An American explores the desert and the delta

Affordable GPS Basemap for Botswana

Posted on | October 21, 2009 | No Comments

Load this thing Tracks4AfricaI have found the Tracks4Africa GPS basemap to be the best purchase I have made for traveling in Botswana (and all of Africa for that matter). The maps are simply incredible – the detail, the accuracy, and the extra landmark information – and they led me to places I didn’t even know existed. It meant I’d travel down paths I’d have never gone down before I held the knowledge of their destination in the palm of my hand. The best part is that the price is and unbelievably reasonable 125 Rand, or about $18 U.S. dollars.

For a while, we thought we could get by with paper maps. I mean, this is what we survived on for all those years before GPS, and hey, getting lost is an adventure, right? After returning to camp after dark more times than I can count and a handful of nervous nights spent in the middle of nowhere because we never actually found our camp, we broke down and bought a Garmin GPS. Being from the States, I ordered a refurbished one on eBay and had a friend deliver it when they came for a visit. Of course, this meant I could find a Burger King in Baltimore, but could find only a country boundary in Africa. What I needed was a good basemap compatible with my Garmin eTrex.
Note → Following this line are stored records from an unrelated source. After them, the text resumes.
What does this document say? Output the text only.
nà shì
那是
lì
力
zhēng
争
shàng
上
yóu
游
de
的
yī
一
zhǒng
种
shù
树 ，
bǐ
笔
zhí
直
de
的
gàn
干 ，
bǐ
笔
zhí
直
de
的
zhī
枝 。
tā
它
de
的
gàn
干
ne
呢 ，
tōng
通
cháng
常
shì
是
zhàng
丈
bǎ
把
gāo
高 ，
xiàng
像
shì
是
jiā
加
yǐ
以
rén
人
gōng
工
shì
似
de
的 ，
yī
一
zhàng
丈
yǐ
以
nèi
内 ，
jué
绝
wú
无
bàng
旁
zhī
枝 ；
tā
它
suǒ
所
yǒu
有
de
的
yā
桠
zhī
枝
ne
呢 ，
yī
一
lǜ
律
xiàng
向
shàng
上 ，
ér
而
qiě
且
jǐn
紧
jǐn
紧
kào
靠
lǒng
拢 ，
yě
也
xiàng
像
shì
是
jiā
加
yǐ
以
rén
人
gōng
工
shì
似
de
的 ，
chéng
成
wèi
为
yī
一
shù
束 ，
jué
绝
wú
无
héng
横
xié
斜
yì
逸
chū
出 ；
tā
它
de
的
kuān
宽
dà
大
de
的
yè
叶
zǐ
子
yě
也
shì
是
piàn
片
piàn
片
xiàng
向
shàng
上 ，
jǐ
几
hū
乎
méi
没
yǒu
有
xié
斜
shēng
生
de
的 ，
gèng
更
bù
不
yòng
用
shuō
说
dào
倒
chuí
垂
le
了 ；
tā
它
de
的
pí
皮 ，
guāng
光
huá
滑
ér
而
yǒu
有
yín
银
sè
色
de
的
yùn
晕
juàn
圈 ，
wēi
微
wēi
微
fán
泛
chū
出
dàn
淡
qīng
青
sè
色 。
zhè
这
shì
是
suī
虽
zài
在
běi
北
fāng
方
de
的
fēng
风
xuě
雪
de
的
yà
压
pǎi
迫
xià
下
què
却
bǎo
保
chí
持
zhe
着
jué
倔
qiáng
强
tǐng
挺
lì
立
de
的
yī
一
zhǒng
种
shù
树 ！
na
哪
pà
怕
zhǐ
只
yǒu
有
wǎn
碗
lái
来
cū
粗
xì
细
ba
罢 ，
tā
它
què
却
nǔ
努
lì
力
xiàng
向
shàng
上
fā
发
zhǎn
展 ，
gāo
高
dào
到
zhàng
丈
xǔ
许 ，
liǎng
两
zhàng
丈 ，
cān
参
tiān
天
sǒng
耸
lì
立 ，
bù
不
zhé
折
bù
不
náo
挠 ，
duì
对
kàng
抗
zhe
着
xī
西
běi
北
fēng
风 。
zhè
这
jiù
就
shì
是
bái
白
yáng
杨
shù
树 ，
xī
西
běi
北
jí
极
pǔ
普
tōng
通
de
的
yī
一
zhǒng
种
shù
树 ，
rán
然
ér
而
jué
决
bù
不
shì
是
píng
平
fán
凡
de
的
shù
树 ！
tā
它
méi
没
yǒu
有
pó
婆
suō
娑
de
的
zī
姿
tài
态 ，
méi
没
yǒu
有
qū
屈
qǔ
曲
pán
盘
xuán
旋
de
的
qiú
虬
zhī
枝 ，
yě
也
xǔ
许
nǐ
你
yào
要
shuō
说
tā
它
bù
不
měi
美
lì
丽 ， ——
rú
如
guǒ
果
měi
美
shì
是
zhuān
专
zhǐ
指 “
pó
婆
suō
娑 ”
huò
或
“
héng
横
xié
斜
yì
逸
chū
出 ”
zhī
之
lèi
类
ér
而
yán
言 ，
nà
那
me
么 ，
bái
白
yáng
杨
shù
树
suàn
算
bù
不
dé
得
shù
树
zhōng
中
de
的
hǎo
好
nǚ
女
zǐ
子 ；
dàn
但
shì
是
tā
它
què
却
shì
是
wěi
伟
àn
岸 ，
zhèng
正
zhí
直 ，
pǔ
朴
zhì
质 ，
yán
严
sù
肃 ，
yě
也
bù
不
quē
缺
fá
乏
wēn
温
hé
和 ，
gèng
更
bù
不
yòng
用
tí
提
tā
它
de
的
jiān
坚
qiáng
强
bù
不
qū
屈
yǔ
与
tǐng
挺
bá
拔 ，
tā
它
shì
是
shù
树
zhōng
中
First I looked at the Garmin website for their Southern Africa maps and about fell out of my chair at the $119.00 price! Amazon had it for a more reasonable $83, but I didn’t spend $200 on a GPS to have to spend another $100 on a map! And what if I went to Tanzania, what then? Another $100? I began feeling a bit ripped off by the whole experience.

Some further Googling led me to the Tracks4Africa website. The maps came highly recommended by many travel websites, 4×4 forums, and general lunatics that post on the web.  Well, count me as one of the lunatics raving about the Tracks4Africa maps.  There are step-by-step instructions on the website on how to add the maps to your Garmin GPS (unfortunately they only support Garmin units currently) and they are easy enough even a beginner could figure it out.  The maps are all user-generated, meaning that they are updated constantly by people (mainly South Africans…they drive all over this place) who are driving these roads on vacation.

If you are self-driving anywhere in Africa, and ESPECIALLY Botswana, don’t even think twice, spend the money and buy the Tracks4Africa basemap and a cheap Garmin unit today.